Washington, 9 April 1958

465. Secret Priority

Disarmament: Position of China

Your Savingram 69.1

In our discussions with the State Department regarding this problem over recent months we have usually been pressed to say what specific dangers we see arising from the omission of China from a first-stage disarmament agreement. We have attempted to answer informally along the following lines:

  1. If China is allowed to expand her armed forces without restriction she would build up such a predominant strength in Asia that she could over-awe the whole area.
  2. It might be in Soviet interests for China to be excluded from a ‘first-stage’ plan because it would mean that her military strength could continue to expand and thus add to the total Communist strength, while Western armed forces were being held to a fixed level.
  3. If China launched a limited war she could only be stopped with atomic weapons (even if she did not herself use such weapons).

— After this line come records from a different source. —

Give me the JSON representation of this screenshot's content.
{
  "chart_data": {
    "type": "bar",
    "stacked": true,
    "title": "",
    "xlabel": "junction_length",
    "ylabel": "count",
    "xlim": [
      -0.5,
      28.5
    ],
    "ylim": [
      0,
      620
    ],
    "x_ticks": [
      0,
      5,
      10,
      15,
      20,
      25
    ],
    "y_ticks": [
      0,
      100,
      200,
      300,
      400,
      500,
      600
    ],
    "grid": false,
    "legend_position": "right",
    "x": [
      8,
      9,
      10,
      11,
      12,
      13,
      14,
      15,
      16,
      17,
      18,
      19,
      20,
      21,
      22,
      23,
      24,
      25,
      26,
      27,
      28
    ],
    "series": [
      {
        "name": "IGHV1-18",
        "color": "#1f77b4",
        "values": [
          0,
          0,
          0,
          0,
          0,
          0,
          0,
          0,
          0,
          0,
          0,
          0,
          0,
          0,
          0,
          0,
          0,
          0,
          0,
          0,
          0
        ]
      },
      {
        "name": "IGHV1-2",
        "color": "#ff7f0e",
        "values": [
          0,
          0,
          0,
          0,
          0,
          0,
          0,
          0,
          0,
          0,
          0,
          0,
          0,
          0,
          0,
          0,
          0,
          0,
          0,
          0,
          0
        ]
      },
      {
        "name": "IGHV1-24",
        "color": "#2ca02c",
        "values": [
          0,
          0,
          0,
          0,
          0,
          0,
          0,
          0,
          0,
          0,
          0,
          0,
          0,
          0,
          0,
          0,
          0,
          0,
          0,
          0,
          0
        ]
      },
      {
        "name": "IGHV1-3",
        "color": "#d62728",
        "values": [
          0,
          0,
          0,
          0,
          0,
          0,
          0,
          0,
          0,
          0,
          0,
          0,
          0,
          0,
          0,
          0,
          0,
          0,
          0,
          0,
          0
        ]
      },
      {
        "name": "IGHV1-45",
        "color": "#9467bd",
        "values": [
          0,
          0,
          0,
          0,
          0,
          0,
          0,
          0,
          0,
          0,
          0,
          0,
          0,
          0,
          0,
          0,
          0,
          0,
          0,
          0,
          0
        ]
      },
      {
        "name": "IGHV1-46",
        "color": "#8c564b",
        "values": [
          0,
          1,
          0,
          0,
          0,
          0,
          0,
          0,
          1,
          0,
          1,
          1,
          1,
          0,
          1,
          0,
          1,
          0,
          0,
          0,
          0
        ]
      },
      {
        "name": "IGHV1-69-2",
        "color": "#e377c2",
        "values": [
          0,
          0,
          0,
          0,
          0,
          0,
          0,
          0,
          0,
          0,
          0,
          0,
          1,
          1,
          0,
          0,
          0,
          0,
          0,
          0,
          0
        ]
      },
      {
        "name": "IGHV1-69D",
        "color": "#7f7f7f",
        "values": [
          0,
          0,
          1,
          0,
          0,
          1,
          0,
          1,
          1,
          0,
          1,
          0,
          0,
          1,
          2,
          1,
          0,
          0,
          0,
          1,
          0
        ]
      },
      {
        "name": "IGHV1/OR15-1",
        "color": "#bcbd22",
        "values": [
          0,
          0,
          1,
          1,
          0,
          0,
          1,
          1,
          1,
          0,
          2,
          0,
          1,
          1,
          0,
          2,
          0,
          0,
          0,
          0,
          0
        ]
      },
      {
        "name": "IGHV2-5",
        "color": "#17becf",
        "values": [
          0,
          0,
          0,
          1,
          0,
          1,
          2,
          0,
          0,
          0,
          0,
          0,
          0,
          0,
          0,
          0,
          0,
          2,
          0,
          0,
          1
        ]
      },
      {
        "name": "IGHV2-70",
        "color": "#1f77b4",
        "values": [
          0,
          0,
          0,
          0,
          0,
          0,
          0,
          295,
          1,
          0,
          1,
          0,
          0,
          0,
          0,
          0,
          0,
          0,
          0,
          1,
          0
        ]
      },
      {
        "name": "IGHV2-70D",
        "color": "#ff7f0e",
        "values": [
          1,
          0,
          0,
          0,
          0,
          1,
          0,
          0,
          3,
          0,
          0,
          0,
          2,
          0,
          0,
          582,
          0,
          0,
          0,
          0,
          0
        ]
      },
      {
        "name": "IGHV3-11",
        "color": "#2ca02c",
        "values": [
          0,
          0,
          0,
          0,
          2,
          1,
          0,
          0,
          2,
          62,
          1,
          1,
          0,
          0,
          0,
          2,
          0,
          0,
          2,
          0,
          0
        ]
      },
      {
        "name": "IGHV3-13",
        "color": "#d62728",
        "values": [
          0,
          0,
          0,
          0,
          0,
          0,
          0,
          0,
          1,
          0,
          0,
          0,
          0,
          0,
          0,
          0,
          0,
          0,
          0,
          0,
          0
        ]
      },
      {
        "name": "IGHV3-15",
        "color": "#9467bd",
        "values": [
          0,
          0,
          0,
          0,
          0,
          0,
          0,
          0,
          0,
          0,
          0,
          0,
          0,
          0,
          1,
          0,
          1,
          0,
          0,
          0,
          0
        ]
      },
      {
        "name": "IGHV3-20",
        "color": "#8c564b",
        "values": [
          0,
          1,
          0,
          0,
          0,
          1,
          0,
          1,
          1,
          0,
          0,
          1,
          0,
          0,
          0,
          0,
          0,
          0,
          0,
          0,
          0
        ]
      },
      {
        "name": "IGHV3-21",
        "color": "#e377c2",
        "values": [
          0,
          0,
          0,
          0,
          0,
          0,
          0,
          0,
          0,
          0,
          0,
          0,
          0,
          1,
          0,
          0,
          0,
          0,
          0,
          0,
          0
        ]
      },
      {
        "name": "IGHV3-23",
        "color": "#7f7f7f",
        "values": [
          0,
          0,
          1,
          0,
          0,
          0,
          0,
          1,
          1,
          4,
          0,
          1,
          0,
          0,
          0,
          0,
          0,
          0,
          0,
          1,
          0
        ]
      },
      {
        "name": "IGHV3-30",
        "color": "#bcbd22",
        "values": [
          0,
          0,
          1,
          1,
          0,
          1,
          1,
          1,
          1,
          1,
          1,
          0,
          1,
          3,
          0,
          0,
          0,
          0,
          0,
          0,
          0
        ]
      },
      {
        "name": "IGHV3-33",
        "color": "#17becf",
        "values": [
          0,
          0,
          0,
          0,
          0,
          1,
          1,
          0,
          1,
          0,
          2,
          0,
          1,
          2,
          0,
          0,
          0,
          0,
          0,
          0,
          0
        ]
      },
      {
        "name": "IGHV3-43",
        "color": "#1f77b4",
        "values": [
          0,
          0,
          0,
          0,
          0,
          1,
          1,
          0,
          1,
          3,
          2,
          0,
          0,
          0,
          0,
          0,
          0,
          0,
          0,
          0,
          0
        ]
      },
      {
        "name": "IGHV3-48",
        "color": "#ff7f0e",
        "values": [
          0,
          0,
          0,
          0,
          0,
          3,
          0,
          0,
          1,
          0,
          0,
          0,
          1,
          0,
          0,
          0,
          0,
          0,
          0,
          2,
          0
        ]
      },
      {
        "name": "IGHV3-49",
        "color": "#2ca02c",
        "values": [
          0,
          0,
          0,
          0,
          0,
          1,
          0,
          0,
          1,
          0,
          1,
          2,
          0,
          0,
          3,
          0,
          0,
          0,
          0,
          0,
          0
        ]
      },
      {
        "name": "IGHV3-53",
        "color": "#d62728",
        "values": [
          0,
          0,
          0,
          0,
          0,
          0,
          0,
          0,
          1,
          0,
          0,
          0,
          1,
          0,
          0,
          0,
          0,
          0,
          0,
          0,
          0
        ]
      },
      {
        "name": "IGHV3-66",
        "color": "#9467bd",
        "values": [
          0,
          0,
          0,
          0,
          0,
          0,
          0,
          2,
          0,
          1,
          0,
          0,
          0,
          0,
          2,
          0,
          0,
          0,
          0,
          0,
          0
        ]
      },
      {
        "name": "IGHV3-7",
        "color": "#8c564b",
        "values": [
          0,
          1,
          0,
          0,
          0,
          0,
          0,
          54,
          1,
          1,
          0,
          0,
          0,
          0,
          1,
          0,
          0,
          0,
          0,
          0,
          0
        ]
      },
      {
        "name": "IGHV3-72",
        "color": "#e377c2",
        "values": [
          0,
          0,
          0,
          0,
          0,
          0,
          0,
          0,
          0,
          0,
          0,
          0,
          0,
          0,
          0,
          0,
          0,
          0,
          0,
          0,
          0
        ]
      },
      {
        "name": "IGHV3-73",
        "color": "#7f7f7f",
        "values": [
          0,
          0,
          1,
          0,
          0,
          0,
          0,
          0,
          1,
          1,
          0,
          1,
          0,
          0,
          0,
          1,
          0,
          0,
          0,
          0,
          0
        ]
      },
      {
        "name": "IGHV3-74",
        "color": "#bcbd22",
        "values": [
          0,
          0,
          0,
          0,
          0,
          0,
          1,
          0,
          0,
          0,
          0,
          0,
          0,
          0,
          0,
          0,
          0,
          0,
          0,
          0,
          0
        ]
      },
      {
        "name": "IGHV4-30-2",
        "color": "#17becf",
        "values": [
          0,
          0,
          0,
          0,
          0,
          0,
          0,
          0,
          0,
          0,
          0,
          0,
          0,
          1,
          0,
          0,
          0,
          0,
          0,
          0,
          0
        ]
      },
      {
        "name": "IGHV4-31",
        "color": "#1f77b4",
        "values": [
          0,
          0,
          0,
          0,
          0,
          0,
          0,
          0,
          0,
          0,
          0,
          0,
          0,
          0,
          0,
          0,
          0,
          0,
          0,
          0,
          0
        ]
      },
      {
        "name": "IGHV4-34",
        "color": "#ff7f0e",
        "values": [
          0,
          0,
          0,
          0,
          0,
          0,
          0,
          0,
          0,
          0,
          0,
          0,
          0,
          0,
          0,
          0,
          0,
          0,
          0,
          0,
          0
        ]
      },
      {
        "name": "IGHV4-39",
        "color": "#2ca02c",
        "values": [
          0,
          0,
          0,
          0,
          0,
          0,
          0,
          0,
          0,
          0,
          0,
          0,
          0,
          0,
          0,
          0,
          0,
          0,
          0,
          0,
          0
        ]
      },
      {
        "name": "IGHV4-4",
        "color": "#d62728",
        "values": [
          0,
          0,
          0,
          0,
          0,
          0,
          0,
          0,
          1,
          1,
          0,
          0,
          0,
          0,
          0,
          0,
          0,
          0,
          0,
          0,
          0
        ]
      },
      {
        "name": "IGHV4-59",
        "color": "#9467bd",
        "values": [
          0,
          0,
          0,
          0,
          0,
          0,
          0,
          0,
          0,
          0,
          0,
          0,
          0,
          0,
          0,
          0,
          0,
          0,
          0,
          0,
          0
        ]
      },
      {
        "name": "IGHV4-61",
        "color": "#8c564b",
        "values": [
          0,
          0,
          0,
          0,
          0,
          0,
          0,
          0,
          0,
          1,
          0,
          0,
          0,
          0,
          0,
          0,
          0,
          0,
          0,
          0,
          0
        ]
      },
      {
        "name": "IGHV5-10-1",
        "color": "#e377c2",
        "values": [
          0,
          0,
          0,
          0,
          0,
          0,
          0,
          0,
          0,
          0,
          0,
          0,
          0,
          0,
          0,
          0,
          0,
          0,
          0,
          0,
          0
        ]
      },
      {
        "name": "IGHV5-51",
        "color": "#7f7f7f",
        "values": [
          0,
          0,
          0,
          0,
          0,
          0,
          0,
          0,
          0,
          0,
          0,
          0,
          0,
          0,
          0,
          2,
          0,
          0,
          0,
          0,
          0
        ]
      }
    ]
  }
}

Could we be sure that the West would always have sufficient atomic weapons of the right kind to achieve this, if use of fissionable materials for weapons had been banned? (In reply to this the Americans usually insist that the United States would in any circumstances retain sufficient ‘deterrent’ power to restrain China-and would be prepared to use it).
  4. Even if China accepted the ban on the production of nuclear weapons there was no assurance that these weapons would not come into her hands or that she would not herself develop the capacity to make them, for example in the course of building up atomic power industry.